I have the following example data set from a survey about injuries and what side they occur on. The injuries are described in columns (Lat_Ankle_Sprain, knee_sprain, shoulder_sprain) that are abbreviated for easier coding and they have values "Left", "Right", "Both", or "NA". Survey respondents then say which of these injuries caused restricted sport participation (Injury_RestrictedParticipation). one, multiple, or no injuries could have caused restricted sport participation. The injuries listed in Injury_RestrictedParticipation are not abbreviated (see below code chunk):
library(tidyverse)
library(stringr)
df<- structure(list(Lat_Ankle_Sprain = c("Left", "Right", "Left",
"Left", "NA", "NA"), Knee_Sprain = c("Right", "Right", "Left",
"Both", "NA", "Left"), Shoulder_Sprain = c("Right", "Left", "NA",
"Right", "Right", "Right"), Injury_RestrictedParticipation = c("Lateral Ankle Sprain (i.e., inversion sprain),Knee Sprain (or ligament tear)",
"Knee Sprain (or ligament tear),Lateral Ankle Sprain (i.e., inversion sprain)",
"Knee Sprain (or ligament tear)", "Knee Sprain (or ligament tear),Shoulder or Arm Strain (e.g., rotator cuff, biceps),Lateral Ankle Sprain (i.e., inversion sprain)",
"NA", "Shoulder or Arm Strain (e.g., rotator cuff, biceps)")), class = "data.frame", row.names = c(NA,
-6L))
abbreviations <- c("Lateral Ankle Sprain (i.e., inversion sprain)" = "Lat_Ankle_Sprain",
"Knee Sprain (or ligament tear)" = "Knee_Sprain",
"Shoulder or Arm Strain (e.g., rotator cuff, biceps)" = "Shoulder_Sprain")

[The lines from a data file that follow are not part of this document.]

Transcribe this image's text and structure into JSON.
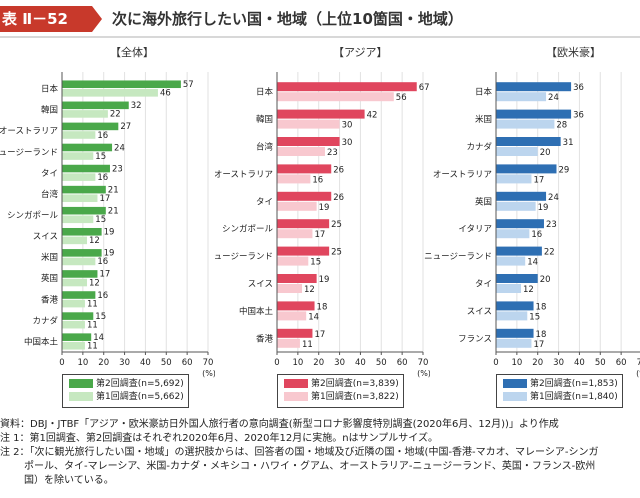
{
  "header": {
    "figure_label": "表 Ⅱ－52",
    "title": "次に海外旅行したい国・地域（上位10箇国・地域）"
  },
  "colors": {
    "all_dark": "#4aa84a",
    "all_light": "#c6e8c0",
    "asia_dark": "#e0465e",
    "asia_light": "#f8c8cf",
    "west_dark": "#2e6fb3",
    "west_light": "#bcd5ee",
    "label_bg": "#c8392b"
  },
  "chart_data": [
    {
      "type": "bar",
      "title": "【全体】",
      "categories": [
        "日本",
        "韓国",
        "オーストラリア",
        "ニュージーランド",
        "タイ",
        "台湾",
        "シンガポール",
        "スイス",
        "米国",
        "英国",
        "香港",
        "カナダ",
        "中国本土"
      ],
      "series": [
        {
          "name": "第2回調査(n=5,692)",
          "values": [
            57,
            32,
            27,
            24,
            23,
            21,
            21,
            19,
            19,
            17,
            16,
            15,
            14
          ]
        },
        {
          "name": "第1回調査(n=5,662)",
          "values": [
            46,
            22,
            16,
            15,
            16,
            17,
            15,
            12,
            16,
            12,
            11,
            11,
            11
          ]
        }
      ],
      "xlim": [
        0,
        70
      ],
      "xticks": [
        0,
        10,
        20,
        30,
        40,
        50,
        60,
        70
      ],
      "xunit": "(%)"
    },
    {
      "type": "bar",
      "title": "【アジア】",
      "categories": [
        "日本",
        "韓国",
        "台湾",
        "オーストラリア",
        "タイ",
        "シンガポール",
        "ニュージーランド",
        "スイス",
        "中国本土",
        "香港"
      ],
      "series": [
        {
          "name": "第2回調査(n=3,839)",
          "values": [
            67,
            42,
            30,
            26,
            26,
            25,
            25,
            19,
            18,
            17
          ]
        },
        {
          "name": "第1回調査(n=3,822)",
          "values": [
            56,
            30,
            23,
            16,
            19,
            17,
            15,
            12,
            14,
            11
          ]
        }
      ],
      "xlim": [
        0,
        70
      ],
      "xticks": [
        0,
        10,
        20,
        30,
        40,
        50,
        60,
        70
      ],
      "xunit": "(%)"
    },
    {
      "type": "bar",
      "title": "【欧米豪】",
      "categories": [
        "日本",
        "米国",
        "カナダ",
        "オーストラリア",
        "英国",
        "イタリア",
        "ニュージーランド",
        "タイ",
        "スイス",
        "フランス"
      ],
      "series": [
        {
          "name": "第2回調査(n=1,853)",
          "values": [
            36,
            36,
            31,
            29,
            24,
            23,
            22,
            20,
            18,
            18
          ]
        },
        {
          "name": "第1回調査(n=1,840)",
          "values": [
            24,
            28,
            20,
            17,
            19,
            16,
            14,
            12,
            15,
            17
          ]
        }
      ],
      "xlim": [
        0,
        70
      ],
      "xticks": [
        0,
        10,
        20,
        30,
        40,
        50,
        60,
        70
      ],
      "xunit": "(%)"
    }
  ],
  "notes": {
    "source": "資料：DBJ・JTBF「アジア・欧米豪訪日外国人旅行者の意向調査(新型コロナ影響度特別調査(2020年6月、12月))」より作成",
    "note1": "注 1：第1回調査、第2回調査はそれぞれ2020年6月、2020年12月に実施。nはサンプルサイズ。",
    "note2": "注 2：「次に観光旅行したい国・地域」の選択肢からは、回答者の国・地域及び近隣の国・地域(中国-香港-マカオ、マレーシア-シンガ",
    "note2_cont1": "ポール、タイ-マレーシア、米国-カナダ・メキシコ・ハワイ・グアム、オーストラリア-ニュージーランド、英国・フランス-欧州",
    "note2_cont2": "国）を除いている。"
  }
}
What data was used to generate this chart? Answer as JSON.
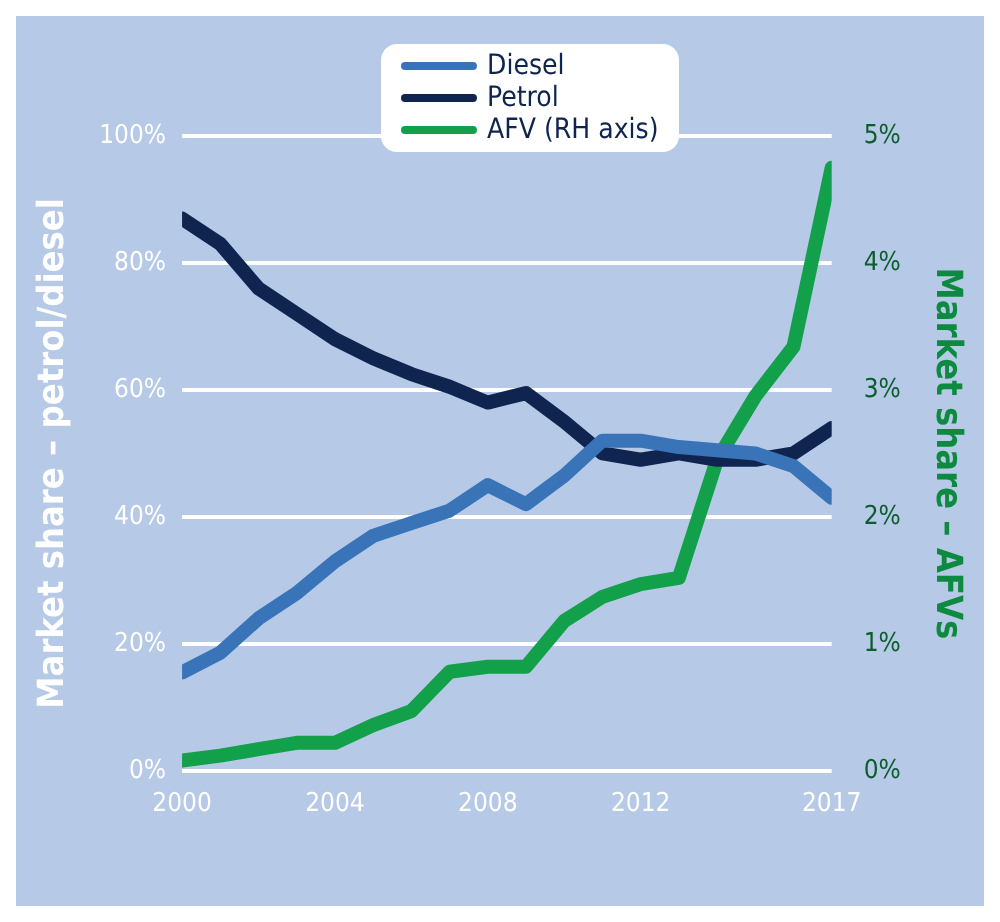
{
  "chart_data": {
    "type": "line",
    "ylabel": "Market share – petrol/diesel",
    "y2label": "Market share – AFVs",
    "x": [
      2000,
      2001,
      2002,
      2003,
      2004,
      2005,
      2006,
      2007,
      2008,
      2009,
      2010,
      2011,
      2012,
      2013,
      2014,
      2015,
      2016,
      2017
    ],
    "xlim": [
      2000,
      2017
    ],
    "xticks": [
      2000,
      2004,
      2008,
      2012,
      2017
    ],
    "ylim": [
      0,
      100
    ],
    "yticks": [
      {
        "value": 0,
        "label": "0%"
      },
      {
        "value": 20,
        "label": "20%"
      },
      {
        "value": 40,
        "label": "40%"
      },
      {
        "value": 60,
        "label": "60%"
      },
      {
        "value": 80,
        "label": "80%"
      },
      {
        "value": 100,
        "label": "100%"
      }
    ],
    "y2lim": [
      0,
      5
    ],
    "y2ticks": [
      {
        "value": 0,
        "label": "0%"
      },
      {
        "value": 1,
        "label": "1%"
      },
      {
        "value": 2,
        "label": "2%"
      },
      {
        "value": 3,
        "label": "3%"
      },
      {
        "value": 4,
        "label": "4%"
      },
      {
        "value": 5,
        "label": "5%"
      }
    ],
    "series": [
      {
        "name": "Diesel",
        "color": "#3a74b8",
        "values": [
          15.5,
          18.6,
          24,
          28,
          33,
          37,
          39,
          41,
          45,
          42,
          46.5,
          52,
          52,
          51,
          50.5,
          50,
          48,
          43
        ]
      },
      {
        "name": "Petrol",
        "color": "#0f2550",
        "values": [
          87,
          83,
          76,
          72,
          68,
          65,
          62.5,
          60.5,
          58,
          59.5,
          55,
          50,
          49,
          50,
          49,
          49,
          50,
          54
        ]
      },
      {
        "name": "AFV (RH axis)",
        "color": "#12a04a",
        "axis": "y2",
        "values": [
          0.08,
          0.12,
          0.17,
          0.22,
          0.22,
          0.36,
          0.47,
          0.78,
          0.82,
          0.82,
          1.18,
          1.37,
          1.47,
          1.52,
          2.45,
          2.95,
          3.34,
          4.75
        ]
      }
    ],
    "grid": "y",
    "legend": "top",
    "marker": "none",
    "line_style": "solid"
  }
}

The Goal is to determine what side the primary injury occurred on and put this data in a column called "Primary_Injury_Side"
To determine this, I aim to take the list of injuries in Injury_RestrictedParticipation, find the corresponding columns, and determine what side the injury occurs. If all the injuries occur on the same side (i.e., Left) then that is the Primary_Injury_Side (i.e., Left). However, in cases where multiple injuries are listed and they occur on different sides, Primary_Injury_Side should be "Both". And if no injuries are listed, Primary_Injury_Side should be "None".
I will provide my code that is not quite working below.
get_primary_side <- function(injury_names) {
injuries <- strsplit(as.character(injury_names), "(?<=\\.(?:i\\.e\\.|e\\.g\\.)),", perl = TRUE)[[1]] #splits injury list by comma - but ignores cases were comma is used after e.g. or i.e. within the injury name
side_values <- sapply(injuries, function(injury) get_side_for_injury(injury))
unique_sides <- unique(side_values[!is.na(side_values)])
if (length(unique_sides) == 1) {
return(as.character(unique_sides))
} else {
return("Both")
}
}
get_side_for_injury <- function(injury) {
side_value <- get_abbrev_column_names(injury)
if (!is.na(side_value)) {
return(side_value)
} else {
return(NA)
}
}
get_abbrev_column_names <- function(injury_name) {
return(abbreviations[injury_name])
}
Injury_df <- df %>%
mutate(Primary_Injury_Side = case_when(
is.na(Injury_RestrictedParticipation) ~ "None",
TRUE ~ get_primary_side(Injury_RestrictedParticipation)))
A second aim of mine is to create a column called LowerBody_Injury_Side which takes the Injury_RestrictedParticipation and follows the same logic as above but ignores columns that are associated with the upper body.
Thank you in advance for you help on this! I would love to provide any additional information that may be helpful.